Secretary SULLIVAN. I think that Stanford itself has indicated that they were in error with the charges for this yacht, and I believe they have withdrawn that request.

Senator HARKIN. Excuse me, I just wondered—you know, again, we want to cultivate a culture of character in our society. I just wonder if the individual responsible for listing that yacht as indirect costs got canned.

Secretary SULLIVAN. I do not know, Mr. Chairman.

Senator HARKIN. I would sure like to find out. Would you help me find out? (Laughter.]

Secretary SULLIVAN. This is a process that is still under review, but one of the things in the way these agreements are made is the question of which Federal agency has the lead for negotiating indirect costs. For Stanford it was the Office of Naval Research, and I think that is an issue that perhaps we want to review.

It was not individuals with HHS who negotiated those indirect costs rates in that case.

The issue of indirect costs certainly merits review and monitoring, because these are taxpayer dollars. They are very significant.
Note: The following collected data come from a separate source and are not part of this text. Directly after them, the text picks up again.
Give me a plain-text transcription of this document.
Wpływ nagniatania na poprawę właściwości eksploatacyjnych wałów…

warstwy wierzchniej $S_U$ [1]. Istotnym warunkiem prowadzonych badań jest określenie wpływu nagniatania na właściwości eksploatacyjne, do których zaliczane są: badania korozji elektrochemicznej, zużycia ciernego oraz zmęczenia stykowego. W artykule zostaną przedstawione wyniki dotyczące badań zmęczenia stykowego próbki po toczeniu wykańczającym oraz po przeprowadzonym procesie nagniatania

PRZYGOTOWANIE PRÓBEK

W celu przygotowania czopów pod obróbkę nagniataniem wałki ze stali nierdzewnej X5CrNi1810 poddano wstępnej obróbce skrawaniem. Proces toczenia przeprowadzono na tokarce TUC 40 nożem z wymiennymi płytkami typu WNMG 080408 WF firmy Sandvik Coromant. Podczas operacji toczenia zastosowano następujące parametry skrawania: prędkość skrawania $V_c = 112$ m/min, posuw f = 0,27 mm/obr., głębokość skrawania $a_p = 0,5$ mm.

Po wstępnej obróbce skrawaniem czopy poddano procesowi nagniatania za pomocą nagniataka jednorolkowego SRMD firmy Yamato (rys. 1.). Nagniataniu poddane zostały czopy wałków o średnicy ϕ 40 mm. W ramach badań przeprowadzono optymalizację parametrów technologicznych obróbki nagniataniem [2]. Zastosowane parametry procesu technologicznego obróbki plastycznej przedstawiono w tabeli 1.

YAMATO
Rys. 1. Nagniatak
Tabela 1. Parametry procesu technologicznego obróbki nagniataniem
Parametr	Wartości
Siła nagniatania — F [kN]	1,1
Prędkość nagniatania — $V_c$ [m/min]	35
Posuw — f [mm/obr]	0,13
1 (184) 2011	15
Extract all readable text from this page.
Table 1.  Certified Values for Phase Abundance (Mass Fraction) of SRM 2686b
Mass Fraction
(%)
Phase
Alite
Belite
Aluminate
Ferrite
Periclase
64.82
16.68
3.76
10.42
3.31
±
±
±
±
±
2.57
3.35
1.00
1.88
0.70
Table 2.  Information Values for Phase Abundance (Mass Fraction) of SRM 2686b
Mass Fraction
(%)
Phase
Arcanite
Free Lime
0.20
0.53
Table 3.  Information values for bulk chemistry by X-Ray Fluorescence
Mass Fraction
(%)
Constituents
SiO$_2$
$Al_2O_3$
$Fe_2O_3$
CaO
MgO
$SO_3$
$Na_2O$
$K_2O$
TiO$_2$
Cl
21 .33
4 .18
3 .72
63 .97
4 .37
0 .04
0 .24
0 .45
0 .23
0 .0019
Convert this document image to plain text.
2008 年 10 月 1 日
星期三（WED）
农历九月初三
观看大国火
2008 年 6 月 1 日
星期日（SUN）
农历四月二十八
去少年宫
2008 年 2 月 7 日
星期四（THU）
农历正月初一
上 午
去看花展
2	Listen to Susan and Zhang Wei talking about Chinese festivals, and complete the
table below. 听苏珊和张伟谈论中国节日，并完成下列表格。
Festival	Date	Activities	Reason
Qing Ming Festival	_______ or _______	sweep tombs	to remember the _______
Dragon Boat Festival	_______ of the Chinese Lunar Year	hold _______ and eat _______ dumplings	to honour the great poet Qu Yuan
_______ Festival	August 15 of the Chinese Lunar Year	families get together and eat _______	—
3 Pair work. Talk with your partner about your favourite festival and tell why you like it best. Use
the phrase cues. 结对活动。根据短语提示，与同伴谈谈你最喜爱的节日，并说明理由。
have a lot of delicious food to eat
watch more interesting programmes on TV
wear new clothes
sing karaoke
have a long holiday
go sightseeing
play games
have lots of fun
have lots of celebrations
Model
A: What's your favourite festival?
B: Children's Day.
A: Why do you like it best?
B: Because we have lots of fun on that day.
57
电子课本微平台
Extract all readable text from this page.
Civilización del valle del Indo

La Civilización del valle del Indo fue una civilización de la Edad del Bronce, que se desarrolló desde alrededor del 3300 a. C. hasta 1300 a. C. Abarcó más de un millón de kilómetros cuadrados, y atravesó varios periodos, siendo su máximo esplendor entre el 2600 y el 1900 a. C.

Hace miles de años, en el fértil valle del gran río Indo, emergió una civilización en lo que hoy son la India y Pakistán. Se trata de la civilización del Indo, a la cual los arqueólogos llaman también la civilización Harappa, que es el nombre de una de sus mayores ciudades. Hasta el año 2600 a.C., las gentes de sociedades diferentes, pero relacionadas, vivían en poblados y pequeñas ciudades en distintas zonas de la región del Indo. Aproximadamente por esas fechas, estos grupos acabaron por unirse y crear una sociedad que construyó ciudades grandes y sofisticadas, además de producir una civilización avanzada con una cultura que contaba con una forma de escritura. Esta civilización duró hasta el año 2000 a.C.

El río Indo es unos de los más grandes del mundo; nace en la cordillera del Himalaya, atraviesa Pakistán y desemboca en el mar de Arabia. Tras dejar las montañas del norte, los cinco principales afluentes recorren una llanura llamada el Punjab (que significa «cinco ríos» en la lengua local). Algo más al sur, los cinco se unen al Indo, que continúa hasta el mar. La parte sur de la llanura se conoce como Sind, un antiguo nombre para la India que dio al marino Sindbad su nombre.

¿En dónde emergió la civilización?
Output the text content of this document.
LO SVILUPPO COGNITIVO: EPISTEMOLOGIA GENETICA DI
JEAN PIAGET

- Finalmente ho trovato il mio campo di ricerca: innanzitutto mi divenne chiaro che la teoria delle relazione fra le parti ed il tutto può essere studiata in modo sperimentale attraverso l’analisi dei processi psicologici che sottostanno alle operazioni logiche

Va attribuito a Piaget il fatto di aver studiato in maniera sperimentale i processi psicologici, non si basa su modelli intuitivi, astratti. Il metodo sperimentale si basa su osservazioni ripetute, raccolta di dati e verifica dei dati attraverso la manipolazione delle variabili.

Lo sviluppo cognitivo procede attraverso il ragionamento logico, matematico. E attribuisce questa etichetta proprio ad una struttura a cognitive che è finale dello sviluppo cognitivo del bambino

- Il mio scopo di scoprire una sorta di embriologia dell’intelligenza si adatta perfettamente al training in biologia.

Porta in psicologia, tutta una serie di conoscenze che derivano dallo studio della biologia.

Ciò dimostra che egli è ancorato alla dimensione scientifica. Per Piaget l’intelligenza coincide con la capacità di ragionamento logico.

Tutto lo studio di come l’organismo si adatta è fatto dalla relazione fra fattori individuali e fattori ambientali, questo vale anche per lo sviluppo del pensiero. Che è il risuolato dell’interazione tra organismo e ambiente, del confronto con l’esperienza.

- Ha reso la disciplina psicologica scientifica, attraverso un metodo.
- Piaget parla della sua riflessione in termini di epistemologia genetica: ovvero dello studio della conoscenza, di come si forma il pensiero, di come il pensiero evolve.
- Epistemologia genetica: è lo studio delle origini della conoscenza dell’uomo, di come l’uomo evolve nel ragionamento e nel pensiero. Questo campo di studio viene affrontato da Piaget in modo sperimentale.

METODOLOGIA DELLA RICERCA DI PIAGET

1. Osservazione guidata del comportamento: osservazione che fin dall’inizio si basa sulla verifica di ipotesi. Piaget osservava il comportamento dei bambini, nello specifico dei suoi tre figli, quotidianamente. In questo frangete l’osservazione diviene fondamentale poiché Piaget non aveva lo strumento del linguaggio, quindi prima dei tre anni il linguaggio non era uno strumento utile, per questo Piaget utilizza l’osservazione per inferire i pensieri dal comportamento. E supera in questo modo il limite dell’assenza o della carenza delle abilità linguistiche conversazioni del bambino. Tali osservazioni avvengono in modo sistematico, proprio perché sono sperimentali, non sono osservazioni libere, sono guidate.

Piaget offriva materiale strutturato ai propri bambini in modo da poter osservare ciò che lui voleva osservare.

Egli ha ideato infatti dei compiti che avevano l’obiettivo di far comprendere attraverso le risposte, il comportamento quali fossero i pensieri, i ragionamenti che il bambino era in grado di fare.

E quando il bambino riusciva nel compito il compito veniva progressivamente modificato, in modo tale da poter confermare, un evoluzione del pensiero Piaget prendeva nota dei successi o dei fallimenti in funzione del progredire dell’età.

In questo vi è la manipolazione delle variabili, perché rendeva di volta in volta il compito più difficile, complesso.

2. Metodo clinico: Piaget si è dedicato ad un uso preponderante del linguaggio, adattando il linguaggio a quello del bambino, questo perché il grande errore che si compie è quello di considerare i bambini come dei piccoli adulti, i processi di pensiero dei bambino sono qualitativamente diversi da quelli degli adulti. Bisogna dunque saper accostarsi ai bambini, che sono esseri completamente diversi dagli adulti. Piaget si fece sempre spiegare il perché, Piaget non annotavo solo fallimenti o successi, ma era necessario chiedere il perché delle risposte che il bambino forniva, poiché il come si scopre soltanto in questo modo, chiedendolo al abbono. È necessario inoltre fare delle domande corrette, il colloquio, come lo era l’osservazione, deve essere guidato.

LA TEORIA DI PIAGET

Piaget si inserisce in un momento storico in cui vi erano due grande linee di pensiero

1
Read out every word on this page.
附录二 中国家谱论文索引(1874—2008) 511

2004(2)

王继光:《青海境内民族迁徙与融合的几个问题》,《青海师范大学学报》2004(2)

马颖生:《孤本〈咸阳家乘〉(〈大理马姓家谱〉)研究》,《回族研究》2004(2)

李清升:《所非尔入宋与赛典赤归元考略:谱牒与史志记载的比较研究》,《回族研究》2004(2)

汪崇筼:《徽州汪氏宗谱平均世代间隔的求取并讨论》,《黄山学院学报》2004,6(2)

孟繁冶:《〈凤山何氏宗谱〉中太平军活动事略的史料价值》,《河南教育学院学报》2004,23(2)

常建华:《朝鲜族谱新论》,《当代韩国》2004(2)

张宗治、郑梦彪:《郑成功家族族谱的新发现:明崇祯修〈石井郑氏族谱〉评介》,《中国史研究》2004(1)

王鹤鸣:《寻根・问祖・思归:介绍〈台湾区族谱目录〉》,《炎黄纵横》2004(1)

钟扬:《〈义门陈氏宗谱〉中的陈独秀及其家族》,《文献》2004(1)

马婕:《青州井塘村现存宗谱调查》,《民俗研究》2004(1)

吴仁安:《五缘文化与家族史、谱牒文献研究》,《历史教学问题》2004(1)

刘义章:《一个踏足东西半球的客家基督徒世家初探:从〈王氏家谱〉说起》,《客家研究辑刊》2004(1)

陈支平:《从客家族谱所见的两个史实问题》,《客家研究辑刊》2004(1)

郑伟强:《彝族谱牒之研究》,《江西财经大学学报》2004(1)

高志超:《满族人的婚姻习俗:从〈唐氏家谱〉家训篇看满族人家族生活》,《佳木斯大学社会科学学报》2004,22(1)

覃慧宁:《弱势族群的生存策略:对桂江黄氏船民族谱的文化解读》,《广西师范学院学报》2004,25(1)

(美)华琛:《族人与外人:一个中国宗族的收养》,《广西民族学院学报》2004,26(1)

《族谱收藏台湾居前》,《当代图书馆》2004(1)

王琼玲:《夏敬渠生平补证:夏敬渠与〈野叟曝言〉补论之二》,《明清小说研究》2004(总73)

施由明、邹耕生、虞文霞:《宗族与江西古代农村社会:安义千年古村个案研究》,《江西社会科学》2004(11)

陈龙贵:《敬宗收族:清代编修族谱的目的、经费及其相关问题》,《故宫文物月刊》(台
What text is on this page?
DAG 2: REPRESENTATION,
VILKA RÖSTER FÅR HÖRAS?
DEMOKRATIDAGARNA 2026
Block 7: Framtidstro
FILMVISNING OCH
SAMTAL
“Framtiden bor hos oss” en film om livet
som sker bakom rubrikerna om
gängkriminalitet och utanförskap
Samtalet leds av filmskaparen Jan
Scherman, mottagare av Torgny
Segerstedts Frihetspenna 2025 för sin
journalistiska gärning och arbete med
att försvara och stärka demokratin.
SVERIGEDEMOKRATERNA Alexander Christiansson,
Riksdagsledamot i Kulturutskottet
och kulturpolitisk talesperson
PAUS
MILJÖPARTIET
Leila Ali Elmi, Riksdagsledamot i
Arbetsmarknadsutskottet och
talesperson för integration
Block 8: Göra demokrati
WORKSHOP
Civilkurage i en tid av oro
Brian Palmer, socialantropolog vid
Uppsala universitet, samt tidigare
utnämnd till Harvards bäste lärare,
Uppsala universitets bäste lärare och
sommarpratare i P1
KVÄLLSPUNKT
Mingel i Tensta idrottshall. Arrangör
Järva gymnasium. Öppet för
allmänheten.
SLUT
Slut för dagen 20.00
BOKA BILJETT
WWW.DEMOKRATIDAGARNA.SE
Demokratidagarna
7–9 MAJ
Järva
At the same time, I would be worried about establishing an arbitrary cap. We have built in this country over the last 50 years, a biomedical research enterprise that is the envy of all other nations. There is no question about the creativity and the innovations of our biomedical research enterprise. Note the number of Nobel Prizes awarded in the last 20 or 30 years. We have gotten an inordinate share of those.

Part of that has been because of the support that we have given for biomedical research, and part of that is the indirect cost rate, the purpose of which is to reimburse the universities or other institutions for the costs of doing the research.

The judgment was made by the Congress back in the 1940's and 1950's that this represented an investment in the Nation's interest, and the universities contribute to the Nation's interest by carrying out their research.

We all benefit from the research that is carried out. If we were to impose an arbitrary cap, that might very readily increase the cost of research to the universities so much that we would end up eliminating or decreasing the amount of work that is done. We want to do everything we can to foster the research.

One of the other reasons for the tremendous disparity in indirect costs is that on training grants the indirect cost rates are very low because the cost of administering a grant like that, involving personnel support, is low.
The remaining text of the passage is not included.